Promote fair dealing in the workplace rather than banning labour brokering
Sep 27th, 2012
Chris Wilkins, CEO of DVT
Labour brokering, a form of outsourcing in which companies contract labour brokers to provide them with casual labour, is a term that elicits emotionally charged responses more often than logical debate. Chris Wilkins, CEO of software development company DVT, says it’s time to remove emotion from the discussion and focus on promoting fairness across the workplace.
Labour union Cosatu has branded the practice as “modern-day slavery” and it’s become a political hot potato because it implies commercial abuse. But what constitutes commercial abuse is nebulous and not easy to define, which is why an outright banning of the practice does not make business sense in South Africa.
It is also extremely important to remember, at all times, exactly what the objective is when banning labour brokering. It is easy to focus on ‘ban labour brokering’ as an outcome or an argument. This really does miss the point.
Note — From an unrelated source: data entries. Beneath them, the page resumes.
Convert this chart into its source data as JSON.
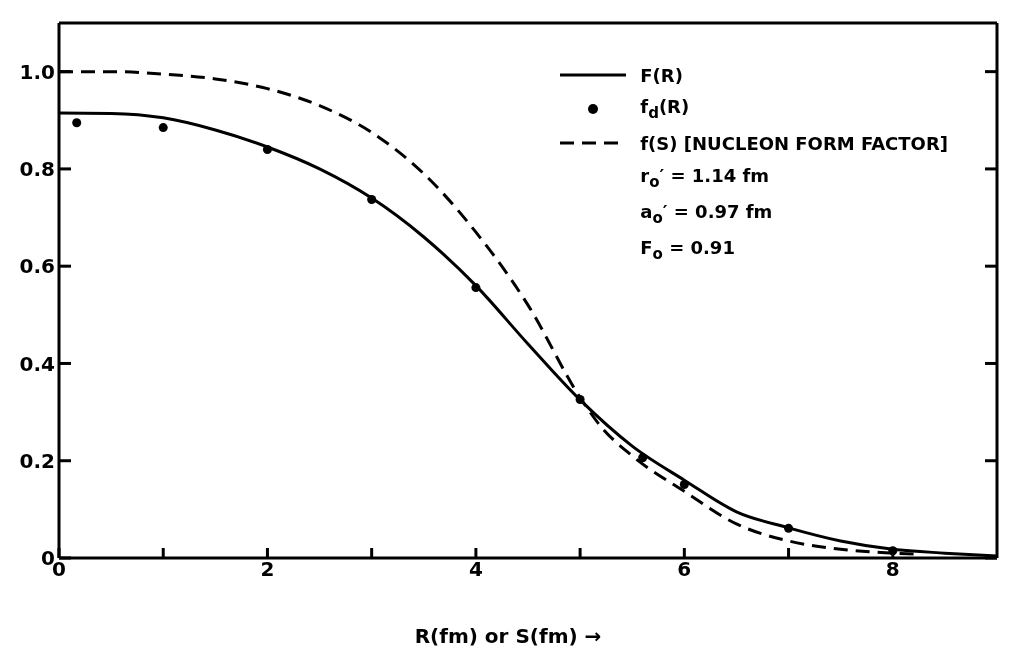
{
  "chart_data": {
    "type": "line",
    "xlabel": "R(fm) or S(fm) →",
    "xlim": [
      0,
      9
    ],
    "xticks": [
      0,
      {
        "value": 1,
        "label": null
      },
      2,
      {
        "value": 3,
        "label": null
      },
      4,
      {
        "value": 5,
        "label": null
      },
      6,
      {
        "value": 7,
        "label": null
      },
      8
    ],
    "ylim": [
      0,
      1.1
    ],
    "yticks": [
      0,
      0.2,
      0.4,
      0.6,
      0.8,
      {
        "value": 1,
        "label": "1.0"
      }
    ],
    "grid": false,
    "legend": "top right",
    "series": [
      {
        "name": "F(R)",
        "color": "#000000",
        "line_style": "solid",
        "marker": "none",
        "x": [
          0,
          0.5,
          1,
          1.5,
          2,
          2.5,
          3,
          3.5,
          4,
          4.5,
          5,
          5.5,
          6,
          6.5,
          7,
          7.5,
          8,
          8.5,
          9
        ],
        "values": [
          0.915,
          0.914,
          0.905,
          0.88,
          0.845,
          0.8,
          0.74,
          0.66,
          0.56,
          0.44,
          0.325,
          0.23,
          0.16,
          0.095,
          0.062,
          0.035,
          0.018,
          0.01,
          0.004
        ]
      },
      {
        "name": "f$_{d}$(R)",
        "type": "scatter",
        "color": "#000000",
        "marker": "circle",
        "x": [
          0.17,
          1,
          2,
          3,
          4,
          5,
          5.6,
          6,
          7,
          8
        ],
        "values": [
          0.895,
          0.885,
          0.84,
          0.737,
          0.556,
          0.326,
          0.206,
          0.151,
          0.061,
          0.015
        ]
      },
      {
        "name": "f(S) [NUCLEON FORM FACTOR]",
        "color": "#000000",
        "line_style": "dashed",
        "marker": "none",
        "x": [
          0,
          0.5,
          1,
          1.5,
          2,
          2.5,
          3,
          3.5,
          4,
          4.5,
          5,
          5.2,
          5.5,
          6,
          6.5,
          7,
          7.5,
          8,
          8.2
        ],
        "values": [
          1.0,
          1.0,
          0.995,
          0.985,
          0.965,
          0.93,
          0.875,
          0.79,
          0.67,
          0.52,
          0.33,
          0.27,
          0.21,
          0.137,
          0.07,
          0.035,
          0.018,
          0.01,
          0.008
        ]
      }
    ],
    "annotations": [
      "r$_{o}$′ = 1.14 fm",
      "a$_{o}$′ = 0.97 fm",
      "F$_{o}$ = 0.91"
    ]
  }
}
The outcome is to remove highly abusive employer/employee relationships, and perhaps it is worth mentioning that this abusive relationship can exist either way.
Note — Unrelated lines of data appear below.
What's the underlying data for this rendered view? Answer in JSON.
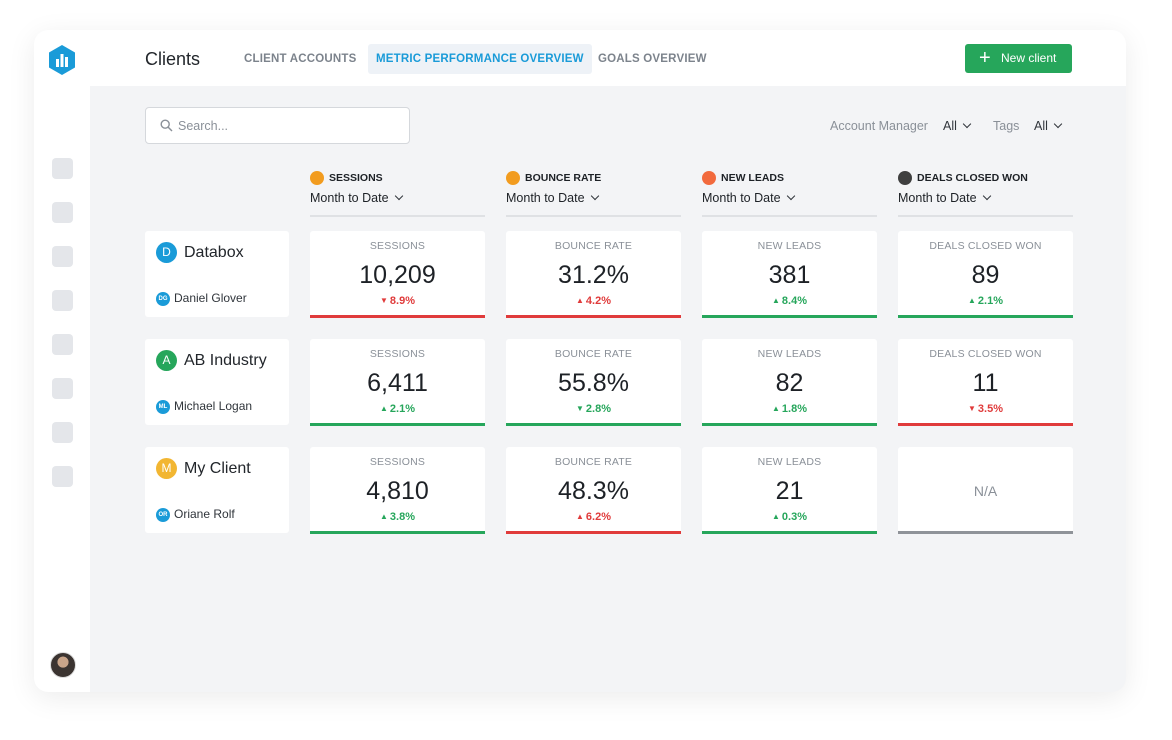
{
  "header": {
    "title": "Clients",
    "tabs": [
      "CLIENT ACCOUNTS",
      "METRIC PERFORMANCE OVERVIEW",
      "GOALS OVERVIEW"
    ],
    "active_tab": "METRIC PERFORMANCE OVERVIEW",
    "new_client_label": "New client"
  },
  "search": {
    "placeholder": "Search..."
  },
  "filters": {
    "account_manager_label": "Account Manager",
    "account_manager_value": "All",
    "tags_label": "Tags",
    "tags_value": "All"
  },
  "columns": [
    {
      "title": "SESSIONS",
      "period": "Month to Date",
      "icon": "google-analytics-icon",
      "icon_color": "#f29c1f"
    },
    {
      "title": "BOUNCE RATE",
      "period": "Month to Date",
      "icon": "google-analytics-icon",
      "icon_color": "#f29c1f"
    },
    {
      "title": "NEW LEADS",
      "period": "Month to Date",
      "icon": "hubspot-icon",
      "icon_color": "#f26a3d"
    },
    {
      "title": "DEALS CLOSED WON",
      "period": "Month to Date",
      "icon": "hubspot-icon",
      "icon_color": "#3f3f3f"
    }
  ],
  "clients": [
    {
      "initial": "D",
      "name": "Databox",
      "color": "#1a9bd8",
      "manager_initials": "DG",
      "manager": "Daniel Glover",
      "metrics": [
        {
          "label": "SESSIONS",
          "value": "10,209",
          "delta": "8.9%",
          "dir": "down"
        },
        {
          "label": "BOUNCE RATE",
          "value": "31.2%",
          "delta": "4.2%",
          "dir": "up",
          "status": "bad"
        },
        {
          "label": "NEW LEADS",
          "value": "381",
          "delta": "8.4%",
          "dir": "up"
        },
        {
          "label": "DEALS CLOSED WON",
          "value": "89",
          "delta": "2.1%",
          "dir": "up"
        }
      ]
    },
    {
      "initial": "A",
      "name": "AB Industry",
      "color": "#26a65b",
      "manager_initials": "ML",
      "manager": "Michael Logan",
      "metrics": [
        {
          "label": "SESSIONS",
          "value": "6,411",
          "delta": "2.1%",
          "dir": "up"
        },
        {
          "label": "BOUNCE RATE",
          "value": "55.8%",
          "delta": "2.8%",
          "dir": "down",
          "status": "good"
        },
        {
          "label": "NEW LEADS",
          "value": "82",
          "delta": "1.8%",
          "dir": "up"
        },
        {
          "label": "DEALS CLOSED WON",
          "value": "11",
          "delta": "3.5%",
          "dir": "down"
        }
      ]
    },
    {
      "initial": "M",
      "name": "My Client",
      "color": "#f2b632",
      "manager_initials": "OR",
      "manager": "Oriane Rolf",
      "metrics": [
        {
          "label": "SESSIONS",
          "value": "4,810",
          "delta": "3.8%",
          "dir": "up"
        },
        {
          "label": "BOUNCE RATE",
          "value": "48.3%",
          "delta": "6.2%",
          "dir": "up",
          "status": "bad"
        },
        {
          "label": "NEW LEADS",
          "value": "21",
          "delta": "0.3%",
          "dir": "up"
        },
        {
          "label": "DEALS CLOSED WON",
          "value": "N/A",
          "na": true
        }
      ]
    }
  ],
  "colors": {
    "good": "#26a65b",
    "bad": "#e03b3b",
    "neutral": "#8f9399",
    "accent": "#1a9bd8"
  }
}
Labour brokering could initially be categorised in terms of who is asking for it – the employer or the employee. If the employee asks for it, it cannot be commercial abuse by the employer. If the employer asks for it, it might be an abusive relationship, but it might not. What happens if the employer asks for it, but has a long line of employees ready sign up on a labour brokering contract? Is that desperation, or choice, in a tough and competitive world? Nothing comes easy for anyone working for a living. Nothing should come easy. Because if it does, it makes it really, really tough for someone else, somewhere else.
So once we have categorised an employment contract by ‘employee requested’ or ‘employee requested’ we have simply removed a percentage of labour brokering activity from the ‘abusive’ category. Meaning we can narrow down our search for fairness and responsible behaviour. After that, any number of concepts can be used for categorisation purposes.
Consider commercially cyclical industries as another example. If labour is used to pick millions of tons of fruit in the picking season, surely this constitutes legitimate cyclical commercial needs. It would be crazy to employ fruit-pickers all year round. What on earth would they do? And don’t think for a moment there is something to do for all those hundreds or thousands of workers. There isn’t.
After that, the same simple process of categorising legitimate behaviour, and subsequent elimination, can be followed until we have reached our goal – finding abusive labour brokering or employment relationships.
Without this analysis, in detail, it would be naïve in the extreme to impose an outright ban on labour brokering. It would also have a net effect of making South Africa expensive, uncompetitive, and leaving millions of people without any opportunity at all to find work.